Big data is all the rage. While we will address the question of what big data is, the real question is how it differs from the traditional world of analytics and data warehousing that we were familiar with just a couple of years ago. Historically, data warehouses catered for data that was originally transactional. As companies started to want to analyse other forms of data, such as clickstream data, these were converted into relational format (they are not intrinsically relational) so that they could be stored and analysed with a conventional warehouse. However, as the world has become increasingly instrumented with sensors, monitors and other devices, the need to store such data has ballooned.

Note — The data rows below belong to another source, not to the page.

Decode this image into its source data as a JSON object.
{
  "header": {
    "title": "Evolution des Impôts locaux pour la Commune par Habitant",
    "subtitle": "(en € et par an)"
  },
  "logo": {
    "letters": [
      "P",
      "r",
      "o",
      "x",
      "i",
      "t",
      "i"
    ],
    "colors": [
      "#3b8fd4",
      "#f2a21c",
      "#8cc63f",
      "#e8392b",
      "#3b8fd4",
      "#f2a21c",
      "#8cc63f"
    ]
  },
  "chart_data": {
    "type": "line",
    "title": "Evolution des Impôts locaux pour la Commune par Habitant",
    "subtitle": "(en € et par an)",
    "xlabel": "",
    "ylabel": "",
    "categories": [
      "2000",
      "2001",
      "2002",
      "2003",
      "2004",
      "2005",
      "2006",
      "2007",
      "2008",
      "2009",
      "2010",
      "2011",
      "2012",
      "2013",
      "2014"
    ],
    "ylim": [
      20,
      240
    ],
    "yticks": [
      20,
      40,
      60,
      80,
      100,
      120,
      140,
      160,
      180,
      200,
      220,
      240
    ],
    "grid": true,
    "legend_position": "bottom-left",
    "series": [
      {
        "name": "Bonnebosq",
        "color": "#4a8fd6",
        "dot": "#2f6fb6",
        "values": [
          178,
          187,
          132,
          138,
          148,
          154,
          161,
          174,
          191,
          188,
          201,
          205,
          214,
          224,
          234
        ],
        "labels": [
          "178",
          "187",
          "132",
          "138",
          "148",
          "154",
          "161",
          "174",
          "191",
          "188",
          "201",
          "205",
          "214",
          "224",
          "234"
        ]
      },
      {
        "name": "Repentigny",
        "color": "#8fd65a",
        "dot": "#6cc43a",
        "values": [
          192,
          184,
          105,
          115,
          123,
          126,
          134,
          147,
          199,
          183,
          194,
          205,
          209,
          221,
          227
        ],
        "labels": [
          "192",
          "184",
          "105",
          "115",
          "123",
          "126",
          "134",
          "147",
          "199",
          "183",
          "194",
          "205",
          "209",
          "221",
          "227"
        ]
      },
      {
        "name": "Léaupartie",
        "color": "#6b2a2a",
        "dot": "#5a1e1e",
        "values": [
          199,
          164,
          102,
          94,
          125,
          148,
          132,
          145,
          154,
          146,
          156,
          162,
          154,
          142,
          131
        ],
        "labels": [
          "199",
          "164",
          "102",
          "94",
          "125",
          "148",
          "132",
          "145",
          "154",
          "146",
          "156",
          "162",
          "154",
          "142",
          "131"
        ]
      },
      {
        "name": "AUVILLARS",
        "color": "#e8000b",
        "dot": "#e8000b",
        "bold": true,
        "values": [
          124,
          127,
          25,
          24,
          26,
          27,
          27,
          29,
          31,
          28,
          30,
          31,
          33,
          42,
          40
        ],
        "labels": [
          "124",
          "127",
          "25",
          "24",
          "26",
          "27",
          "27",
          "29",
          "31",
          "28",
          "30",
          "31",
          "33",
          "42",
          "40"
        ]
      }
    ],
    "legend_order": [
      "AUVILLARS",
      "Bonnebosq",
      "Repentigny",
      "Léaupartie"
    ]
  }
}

At the same time, companies have recognised that there is significant value to be obtained from analysing unstructured data (usually text but also video and audio) such as comments on message boards, tweets and the like. The problem with analysing this sort of data is that it is not easy to put it into relational format for analytic purposes: search is about the most you can hope for. Further, there is so much of this data that it would be prohibitively expensive to store it in a conventional manner. As a result of these considerations, companies like Google and Yahoo! developed new methods for storing and analysing this sort of data. As it turns out, these methods are also suitable for storing and analysing the instrumented data discussed in the previous paragraph.
While there are many options, the most popular method for handling big data is Hadoop. However, Hadoop has limitations: for example, it does not support ad hoc enquiries, it is not especially fast and it lacks enterprise-class data management capabilities. It is, on the other hand, much more cost-effective at managing non-relational data than a conventional data warehouse. For all of these reasons enterprises are looking at how they can combine Hadoop with a traditional data warehouse. In this paper we will not only discuss what big data is and why you might want to deploy big data analytics but also what sort of facilities you need when combining Hadoop with a traditional warehouse and, specifically, what facilities Sybase (an SAP company) offers in this respect.